Fig. 2.

EGF activates the IRE1α and ATF6α arms of the UPR and induces production of the chaperone, BiP. (A) qRT-PCR comparing the effect of EGF on sp-XBP1 mRNA in T47D, MDA MB-468, HCC1954 and MCF10A cells after EGF treatment for 2 h (n = 3; -EGF set to 1). (B) qRT-PCR analysis of sp-XBP1 mRNA in MDA MB-468 breast cancer cells after pre-treating MDA MB-468 cells with erlotinib or with DMSO-vehicle for 30 min, following by treatment with EGF for 2 h (n = 3; -EGF set to 1). (C) Western blot analysis showing full-length ATF6α (p90-ATF6α) and cleaved-ATF6α (p50-ATF6α) in EGF-treated T47D breast cancer cells.

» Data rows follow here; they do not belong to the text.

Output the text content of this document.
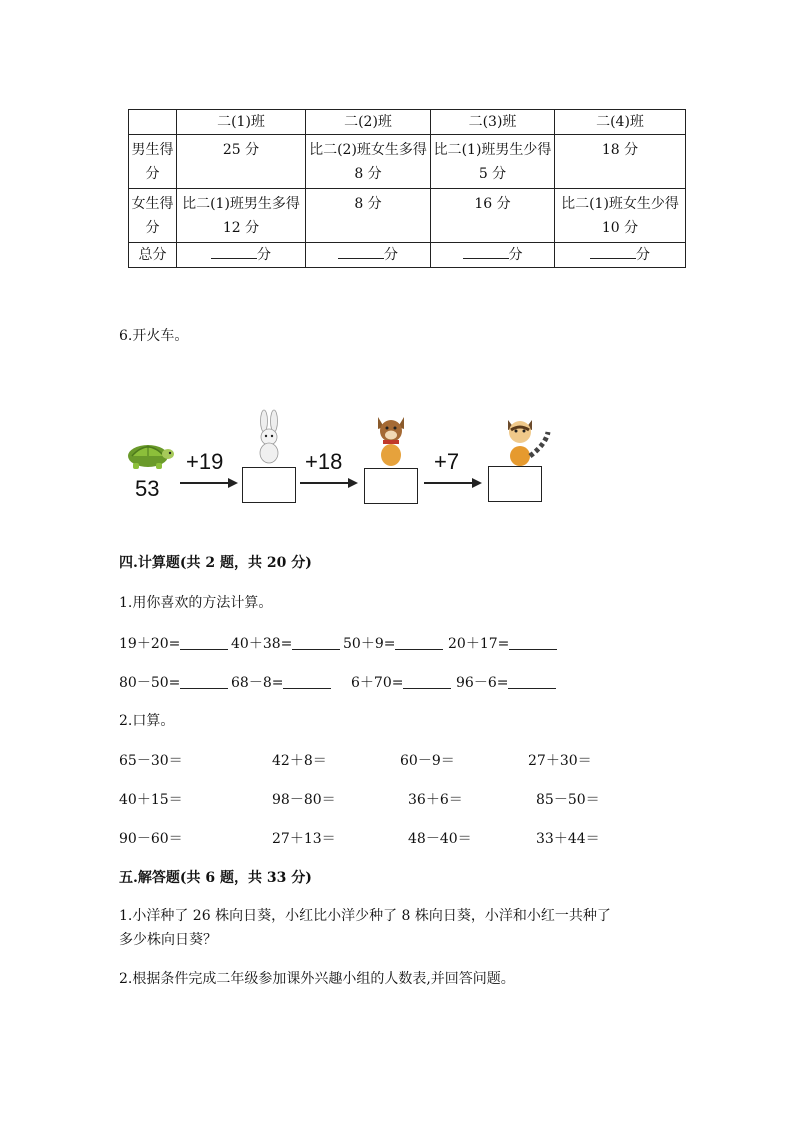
	二(1)班	二(2)班	二(3)班	二(4)班
男生得分	25 分	比二(2)班女生多得 8 分	比二(1)班男生少得 5 分	18 分
女生得分	比二(1)班男生多得 12 分	8 分	16 分	比二(1)班女生少得 10 分
总分	分	分	分	分
6.开火车。
53
+19	+18	+7
四.计算题(共 2 题，共 20 分)
1.用你喜欢的方法计算。
19＋20=	40＋38=	50＋9=	20＋17=
80－50=	68－8=	6＋70=	96－6=
2.口算。
65－30＝	42＋8＝	60－9＝	27＋30＝
40＋15＝	98－80＝	36＋6＝	85－50＝
90－60＝	27＋13＝	48－40＝	33＋44＝
五.解答题(共 6 题，共 33 分)
1.小洋种了 26 株向日葵，小红比小洋少种了 8 株向日葵，小洋和小红一共种了
多少株向日葵？
2.根据条件完成二年级参加课外兴趣小组的人数表,并回答问题。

The numbers below the gel indicate the ratio of p50-ATF6α/β-actin. (D) qRT-PCR analysis of BiP mRNA in T47D, MDA MB-468, HCC1954 and MCF10A breast cell lines after treatment with EGF for 4 h (n = 3; -EGF set to 1). (E) qRT-PCR analysis of BiP mRNA in MDA MB-468 breast cancer cells after pre-treating MDA MB-468 cells with erlotinib or DMSO vehicle for 30 min, following by treatment with EGF for 4 h (n = 3; -EGF set to 1). (F) Western blot analysis of BiP protein levels in T47D, MDA MB-468 cells treated with EGF. The numbers below the gel are the ratio of BiP/β-actin. Data is the mean ± SEM (n = 3). *p < 0.05; **p < 0.01; ***p < 0.001.